Helene (une veritable histoire que j ai vecue)


N.B les noms des personnages sont fictifs sauf les prenoms, cette histoire est relle et je l ai reellement vecue (ayant vecu une annee entiere a Paris et tout fraichement arrive de Bruxelles ville dont je suis originaire)

Hélène:

Un matin de septembre, vers onze heures, Hélène entra - dans un café de la rue des Écoles, le Celtic (non loin d'un théâtre X réputé, les Valseuses, anciennement Théâtre des Deux Boules !). Elle avait été un instant émue, un peu avant, en passant devant l'immeuble où habitait Daniel Bouchevreau, son professeur de philo l'année précédente. Une aventure, en effet, avait failli se produire entre eux, mais Daniel avait préféré ne pas y donner suite.

La salle du café était séparée d'une autre servant de restaurant à midi. Dans une encoignure était installé un débit de tabac. L'endroit était plutôt simple, mais assez chaleureux, avec des tables rectangulaires en bois clair devant la grande vitrine et, dans le fond, des boxes discrets. Il y avait peu de clients. Un juke-box diffusait le célèbre Satisfaction des Rolling Stones. Elle aperçut Xavier installé sur une banquette, non loin d'un billard électrique, et le rejoignit en frissonnant. C'était son premier rendez-vous avec- lui, depuis leur rencontre, voilà plus d'un mois.

Il le lui avait fixé la veille par téléphone, alors qu'il avait laissé sans réponse durant tout le mois d'août une lettre très amoureuse qu'elle lui avait envoyée. Il lui avait expliqué qu'il avait préféré laisser passer quelque temps,

ne voulant pas d'un coup de foudre qui n'aurait été qu'une simple passade.

Un serveur arriva. Xavier commanda un café pour elle, et un second pour lui. Il reparlèrent un peu de leur rencontre, au mariage d'une cousine, dans un petit château du XIXè siècle en vallée de Chevreuse. Lui-même était un ami un peu éloigné des parents.

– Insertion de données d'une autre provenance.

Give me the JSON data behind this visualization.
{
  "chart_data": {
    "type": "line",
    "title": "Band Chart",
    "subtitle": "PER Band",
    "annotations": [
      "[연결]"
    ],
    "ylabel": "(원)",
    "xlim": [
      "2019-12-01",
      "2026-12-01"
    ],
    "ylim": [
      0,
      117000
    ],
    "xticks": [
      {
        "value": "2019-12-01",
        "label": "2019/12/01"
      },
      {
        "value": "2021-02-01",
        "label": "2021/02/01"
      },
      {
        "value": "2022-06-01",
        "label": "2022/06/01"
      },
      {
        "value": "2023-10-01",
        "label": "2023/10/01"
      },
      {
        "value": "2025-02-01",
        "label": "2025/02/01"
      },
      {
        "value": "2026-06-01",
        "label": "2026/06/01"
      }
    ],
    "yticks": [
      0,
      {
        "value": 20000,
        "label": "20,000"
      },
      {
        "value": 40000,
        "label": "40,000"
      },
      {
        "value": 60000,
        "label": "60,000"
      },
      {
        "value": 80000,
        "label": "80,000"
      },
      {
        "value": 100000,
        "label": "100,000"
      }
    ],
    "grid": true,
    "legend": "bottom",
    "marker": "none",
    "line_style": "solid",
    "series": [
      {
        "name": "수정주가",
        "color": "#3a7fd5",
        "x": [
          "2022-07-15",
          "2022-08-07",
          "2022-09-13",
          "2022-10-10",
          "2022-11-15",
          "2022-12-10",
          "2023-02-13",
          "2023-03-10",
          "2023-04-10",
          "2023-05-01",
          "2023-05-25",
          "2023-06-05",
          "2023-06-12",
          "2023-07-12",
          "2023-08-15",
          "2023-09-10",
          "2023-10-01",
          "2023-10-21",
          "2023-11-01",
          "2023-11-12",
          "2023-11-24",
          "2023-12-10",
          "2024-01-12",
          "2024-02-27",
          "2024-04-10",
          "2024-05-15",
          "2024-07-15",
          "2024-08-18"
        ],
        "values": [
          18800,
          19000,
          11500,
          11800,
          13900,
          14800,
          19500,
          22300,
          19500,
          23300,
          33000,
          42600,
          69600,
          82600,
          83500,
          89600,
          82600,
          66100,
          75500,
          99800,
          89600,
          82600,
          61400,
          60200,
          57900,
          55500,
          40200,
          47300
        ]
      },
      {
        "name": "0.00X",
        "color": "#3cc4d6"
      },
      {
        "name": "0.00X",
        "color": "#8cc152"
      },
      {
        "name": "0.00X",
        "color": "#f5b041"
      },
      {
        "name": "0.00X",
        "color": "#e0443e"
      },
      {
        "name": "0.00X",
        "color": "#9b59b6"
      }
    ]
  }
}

Comme dans sa lettre, elle lui redit toute l'émotion qui l'avait saisie quand il lui avait adressé la parole pour la première fois. Elle s'ennuyait un peu, non loin d'un grand buffet installé sur une pelouse, un verre de champagne à la main, quand il s'était approché d'elle. Hélène avait aimé sa voix chaude et grave; ils avaient parlé quelques instants, mais il était resté plutôt réservé,

presque distant. Il l'avait quittée en lui laissant une carte de visite sur laquelle était seulement imprimée son adresse.

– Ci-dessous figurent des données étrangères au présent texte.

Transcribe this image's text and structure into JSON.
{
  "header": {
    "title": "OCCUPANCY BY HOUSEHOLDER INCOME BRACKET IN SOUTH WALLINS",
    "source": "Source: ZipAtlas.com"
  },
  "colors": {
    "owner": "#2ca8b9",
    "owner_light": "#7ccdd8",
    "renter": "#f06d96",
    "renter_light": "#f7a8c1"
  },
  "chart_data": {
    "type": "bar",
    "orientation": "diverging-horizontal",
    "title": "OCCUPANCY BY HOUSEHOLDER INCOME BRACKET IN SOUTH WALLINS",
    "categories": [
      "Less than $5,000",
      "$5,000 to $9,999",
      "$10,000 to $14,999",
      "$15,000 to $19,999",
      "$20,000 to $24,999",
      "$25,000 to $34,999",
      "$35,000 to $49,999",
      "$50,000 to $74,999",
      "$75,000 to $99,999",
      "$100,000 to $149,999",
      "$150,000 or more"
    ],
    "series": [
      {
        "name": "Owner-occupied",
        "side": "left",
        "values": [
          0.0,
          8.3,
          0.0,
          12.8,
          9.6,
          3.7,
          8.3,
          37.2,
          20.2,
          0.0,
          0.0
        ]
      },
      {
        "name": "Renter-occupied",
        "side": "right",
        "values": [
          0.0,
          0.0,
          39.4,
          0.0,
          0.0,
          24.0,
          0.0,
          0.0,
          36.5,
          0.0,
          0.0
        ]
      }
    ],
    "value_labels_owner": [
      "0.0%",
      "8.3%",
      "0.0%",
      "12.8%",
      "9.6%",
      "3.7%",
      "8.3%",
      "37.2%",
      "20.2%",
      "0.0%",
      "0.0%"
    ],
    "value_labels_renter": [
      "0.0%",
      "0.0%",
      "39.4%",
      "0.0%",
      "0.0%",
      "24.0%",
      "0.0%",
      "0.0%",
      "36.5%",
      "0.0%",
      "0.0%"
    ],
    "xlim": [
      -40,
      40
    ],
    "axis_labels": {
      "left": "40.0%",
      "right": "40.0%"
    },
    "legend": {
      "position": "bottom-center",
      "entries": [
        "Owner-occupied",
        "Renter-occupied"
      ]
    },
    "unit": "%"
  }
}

Hélène avait été extrêmement troublée par cet homme d'une quarantaine d'années, sûr de lui au point d'en être presque odieux.

Xavier, qui terminait son deuxième café, la fit sortir de sa rêverie.

- Tu es amoureuse, mais c'est plus que de l'amour que je veux de toi. Je déteste les amours faciles.

Hélène reçut ces mots avec joie, car elle avait craint un instant qu'il soit indifférent à son égard. Tandis qu'il buvait, elle fixa ses mains fines, et à son index gauche, une chevalière en or, assez épaisse, où était gravée, dans un cercle, l'initiale de son prénom: X.

- Si tu m'aimes, reprit-il, il te faudra te donner, au sens le plus fort du MOL Complètement.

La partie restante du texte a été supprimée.